Real-time skeletal tracking provided by the Microsoft Kinect SDK is based on the depth data using body part estimation algorithm based on random decision forest proposed by Shotton et al. [Shotton_2011]. The algorithm estimates candidate body parts based on a large training set of synthetically-generated depth images of humans of many different poses and shapes in various poses from a motion capture database [Zhang_2012]. The Kinect 1 SDK can track up to two users, providing the 3D location of 20 joints for each tracked skeleton.
Iii-C Kinect 2
Kinect 2 sensor features high definition color (1920 1080 pixels) and higher resolution depth data (512 424 pixels) as compared to Kinect 1. The depth acquisition is based on the time-of-flight (ToF) principle where the distance to points on the surface is measured by computing the phase-shift distance of modulated infrared light. The intensity of the captured image is thus proportional to the distance of the points in 3D space. The ToF technology as opposed to the structured light inherently provides a dense depth map, however the results can suffer from various artifacts caused by the reflections of light signal from the scene geometry and the reflectance properties of observed materials. The depth accuracy of Kinect 2 is relatively constant within a specific capture volume, however it depends on the vertical and horizontal displacement as the light pulses are scattered away from the center of the camera [Yang_2015]. The reported average depth accuracy is under 2 mm in the central viewing cone and increases to 2-4 mm in the range of up to 3.5 m. The maximal range captured by Kinect 2 is 4.0 m where the average error typically increases beyond 4 mm.
The skeletal tracking method implemented in Kinect SDK v2.0 has not been fully disclosed by Microsoft; however, it appears to follow similar methodology as for Kinect 1 while taking advantage of GPU computation to reduce the latency and to improve the performance. The Kinect SDK v2.0 features skeletal tracking of up to 6 users with 3D locations of 25 joints for each skeleton. In comparison to Kinect 1, the skeleton includes additional joints at the hand tip, thumb tip and neck. The arrangement of the joints, i.e. the kinematic structure of the model, is comparable to standard motion capture skeleton. Kinect 2 includes some additional features, such as detection of hand opening/closing and tracking of facial features.
Iii-D Calibration and Data Acquisition
For the capture of the database, we connected the two Kinect cameras to a single PC running Windows 8.1, with Kinect 1 connected via USB 2.0 and Kinect 2 connected via USB 3.0 on a separate PCI bus. Such arrangement allowed for both sensors to capture at the full frame rate of 30 Hz. The skeletal data for both cameras were extracted in real time via Microsoft Kinect SDK v1.8 and Kinect for Windows SDK v2.0 for Kinect 1 and Kinect 2, respectively.
The temporal synchronization of the captured data was performed using Network Time Protocol (NTP). The motion capture server provided the time stamps for the Kinect PC over the local area network. Meinberg NTP Client Software (Meinberg Radio Clocks GmbH, Bad Pyrmont, Germany) was installed on the Windows computer to obtain more precise clock synchronization.

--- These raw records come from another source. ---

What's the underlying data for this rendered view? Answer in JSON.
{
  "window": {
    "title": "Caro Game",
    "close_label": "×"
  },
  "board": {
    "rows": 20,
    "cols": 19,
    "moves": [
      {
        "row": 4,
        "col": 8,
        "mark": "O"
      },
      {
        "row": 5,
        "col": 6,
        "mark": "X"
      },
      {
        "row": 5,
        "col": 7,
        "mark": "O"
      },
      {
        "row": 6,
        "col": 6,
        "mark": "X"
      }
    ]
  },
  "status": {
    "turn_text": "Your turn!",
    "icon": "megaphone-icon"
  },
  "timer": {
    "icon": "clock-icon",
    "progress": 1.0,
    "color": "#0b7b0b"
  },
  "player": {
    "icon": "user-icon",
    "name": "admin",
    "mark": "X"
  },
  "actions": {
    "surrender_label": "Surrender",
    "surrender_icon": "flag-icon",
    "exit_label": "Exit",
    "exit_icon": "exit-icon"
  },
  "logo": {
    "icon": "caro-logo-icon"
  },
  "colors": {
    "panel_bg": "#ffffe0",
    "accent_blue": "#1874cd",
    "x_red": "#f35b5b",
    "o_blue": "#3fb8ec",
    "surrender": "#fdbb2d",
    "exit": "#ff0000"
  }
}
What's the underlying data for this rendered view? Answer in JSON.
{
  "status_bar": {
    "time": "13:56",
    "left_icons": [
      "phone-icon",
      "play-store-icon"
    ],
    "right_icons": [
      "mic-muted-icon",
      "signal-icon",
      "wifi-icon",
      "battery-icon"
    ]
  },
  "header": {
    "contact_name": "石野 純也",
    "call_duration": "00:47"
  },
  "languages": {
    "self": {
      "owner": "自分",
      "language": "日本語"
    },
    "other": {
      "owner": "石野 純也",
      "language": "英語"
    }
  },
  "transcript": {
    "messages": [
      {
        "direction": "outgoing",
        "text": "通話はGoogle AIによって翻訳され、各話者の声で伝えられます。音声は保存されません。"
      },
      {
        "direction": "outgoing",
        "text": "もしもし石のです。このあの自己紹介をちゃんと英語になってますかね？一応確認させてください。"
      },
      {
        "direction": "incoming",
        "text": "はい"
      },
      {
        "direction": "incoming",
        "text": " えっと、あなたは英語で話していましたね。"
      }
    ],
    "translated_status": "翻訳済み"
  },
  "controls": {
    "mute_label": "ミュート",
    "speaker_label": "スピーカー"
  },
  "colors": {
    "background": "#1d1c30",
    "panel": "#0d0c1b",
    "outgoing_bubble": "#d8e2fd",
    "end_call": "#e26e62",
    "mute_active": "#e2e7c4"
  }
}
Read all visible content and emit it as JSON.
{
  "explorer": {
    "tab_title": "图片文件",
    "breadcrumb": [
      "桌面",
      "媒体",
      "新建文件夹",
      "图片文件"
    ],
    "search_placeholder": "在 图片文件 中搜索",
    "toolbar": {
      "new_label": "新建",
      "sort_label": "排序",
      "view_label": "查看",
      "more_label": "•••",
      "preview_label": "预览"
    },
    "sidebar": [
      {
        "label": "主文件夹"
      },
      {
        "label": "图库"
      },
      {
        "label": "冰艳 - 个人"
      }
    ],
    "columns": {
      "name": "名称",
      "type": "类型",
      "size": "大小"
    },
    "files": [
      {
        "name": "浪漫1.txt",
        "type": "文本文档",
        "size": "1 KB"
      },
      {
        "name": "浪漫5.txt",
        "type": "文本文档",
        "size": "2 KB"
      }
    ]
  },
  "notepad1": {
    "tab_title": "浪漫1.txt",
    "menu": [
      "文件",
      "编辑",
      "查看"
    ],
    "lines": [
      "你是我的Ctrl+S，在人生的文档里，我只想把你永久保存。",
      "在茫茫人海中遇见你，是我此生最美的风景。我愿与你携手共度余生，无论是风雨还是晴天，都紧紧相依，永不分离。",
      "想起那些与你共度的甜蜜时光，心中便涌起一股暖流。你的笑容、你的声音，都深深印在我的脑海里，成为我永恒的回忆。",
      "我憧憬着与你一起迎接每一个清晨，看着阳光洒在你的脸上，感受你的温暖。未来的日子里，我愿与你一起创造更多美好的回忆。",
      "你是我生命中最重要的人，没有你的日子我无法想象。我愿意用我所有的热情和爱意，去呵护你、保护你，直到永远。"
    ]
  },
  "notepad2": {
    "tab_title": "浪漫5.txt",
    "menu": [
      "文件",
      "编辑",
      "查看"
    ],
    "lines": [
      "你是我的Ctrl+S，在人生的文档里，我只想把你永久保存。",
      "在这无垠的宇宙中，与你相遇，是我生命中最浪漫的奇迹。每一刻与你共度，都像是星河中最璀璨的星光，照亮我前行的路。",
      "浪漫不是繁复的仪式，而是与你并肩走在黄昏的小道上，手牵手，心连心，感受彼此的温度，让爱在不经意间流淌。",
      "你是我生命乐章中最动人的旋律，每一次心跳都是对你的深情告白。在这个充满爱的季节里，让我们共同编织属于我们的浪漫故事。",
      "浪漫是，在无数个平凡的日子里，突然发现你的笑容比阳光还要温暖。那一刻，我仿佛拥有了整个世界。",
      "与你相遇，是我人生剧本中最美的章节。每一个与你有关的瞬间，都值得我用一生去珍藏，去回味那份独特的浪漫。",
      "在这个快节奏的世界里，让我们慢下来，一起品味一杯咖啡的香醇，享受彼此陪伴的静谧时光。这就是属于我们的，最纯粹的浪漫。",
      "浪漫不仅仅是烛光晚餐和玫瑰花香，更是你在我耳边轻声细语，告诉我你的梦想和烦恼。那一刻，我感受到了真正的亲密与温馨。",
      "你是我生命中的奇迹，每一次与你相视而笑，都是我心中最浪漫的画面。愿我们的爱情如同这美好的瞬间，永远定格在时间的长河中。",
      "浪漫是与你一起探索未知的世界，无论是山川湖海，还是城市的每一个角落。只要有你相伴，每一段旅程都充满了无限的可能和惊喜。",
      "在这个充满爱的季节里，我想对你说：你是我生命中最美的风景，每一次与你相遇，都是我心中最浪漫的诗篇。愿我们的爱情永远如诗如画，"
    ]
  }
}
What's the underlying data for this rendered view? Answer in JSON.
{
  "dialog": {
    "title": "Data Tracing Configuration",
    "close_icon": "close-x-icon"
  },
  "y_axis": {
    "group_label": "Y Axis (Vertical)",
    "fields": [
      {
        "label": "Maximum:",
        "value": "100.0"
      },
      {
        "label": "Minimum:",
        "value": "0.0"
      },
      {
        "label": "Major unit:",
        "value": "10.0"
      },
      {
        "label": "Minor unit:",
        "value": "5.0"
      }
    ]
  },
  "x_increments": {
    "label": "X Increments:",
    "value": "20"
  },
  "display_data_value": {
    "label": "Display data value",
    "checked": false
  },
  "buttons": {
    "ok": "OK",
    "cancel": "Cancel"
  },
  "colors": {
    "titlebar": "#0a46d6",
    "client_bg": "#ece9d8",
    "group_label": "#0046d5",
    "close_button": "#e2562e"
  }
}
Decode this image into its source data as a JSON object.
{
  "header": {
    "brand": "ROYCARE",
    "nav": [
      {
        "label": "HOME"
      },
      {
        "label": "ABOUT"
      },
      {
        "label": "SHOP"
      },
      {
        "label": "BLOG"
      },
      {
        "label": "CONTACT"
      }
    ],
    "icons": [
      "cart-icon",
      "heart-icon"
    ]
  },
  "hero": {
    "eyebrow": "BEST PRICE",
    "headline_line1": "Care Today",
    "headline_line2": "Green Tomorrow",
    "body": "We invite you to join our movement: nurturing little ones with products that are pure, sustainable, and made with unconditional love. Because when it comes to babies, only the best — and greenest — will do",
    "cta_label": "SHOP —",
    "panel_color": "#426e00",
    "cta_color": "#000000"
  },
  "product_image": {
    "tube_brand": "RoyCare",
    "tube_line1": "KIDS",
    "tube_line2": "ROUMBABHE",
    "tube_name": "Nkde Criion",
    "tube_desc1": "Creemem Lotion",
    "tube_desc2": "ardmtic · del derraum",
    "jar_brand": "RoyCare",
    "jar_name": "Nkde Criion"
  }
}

Prior to the data acquisition, we first calibrated the motion capture system using provided calibration software. The coordinate frames of the Kinect cameras were then aligned with the motion capture coordinates using the following procedure. A planar checkerboard with three motion capture markers attached to corners of the board was placed in three different positions in front of the Kinects. In each configuration, marker position, color and depth data were recorded. Next, the 3D positions of the corners were extracted from the depth data using the intrinsic parameters of the Kinect and corresponding depth pixel values. Finally, a rigid transformation matrix that maps 3D data captured by each Kinect into the motion capture coordinate system was determined by minimizing the squared distance between the Kinect acquired points and the corresponding marker locations.
Iii-E Data Processing
Collected marker data were first processed in Recap2 to obtain the skeletal sequence for each subject, and then exported to BVH file format. The rest of the analysis was performed in MATLAB (MathWorks, Natick, MA). First, the skeletal sequences from the Kinect cameras were mapped to the motion capture coordinate space using the rigid transformation obtained from the calibration. Next, we aligned the sequences using the time stamps, and re-sampled all the data points to the time stamps of Kinect 2 in order to compare the joint localization at the same time instances. Fig. 1 demonstrates the three skeletal configurations projected into the motion capture coordinate space after the calibration.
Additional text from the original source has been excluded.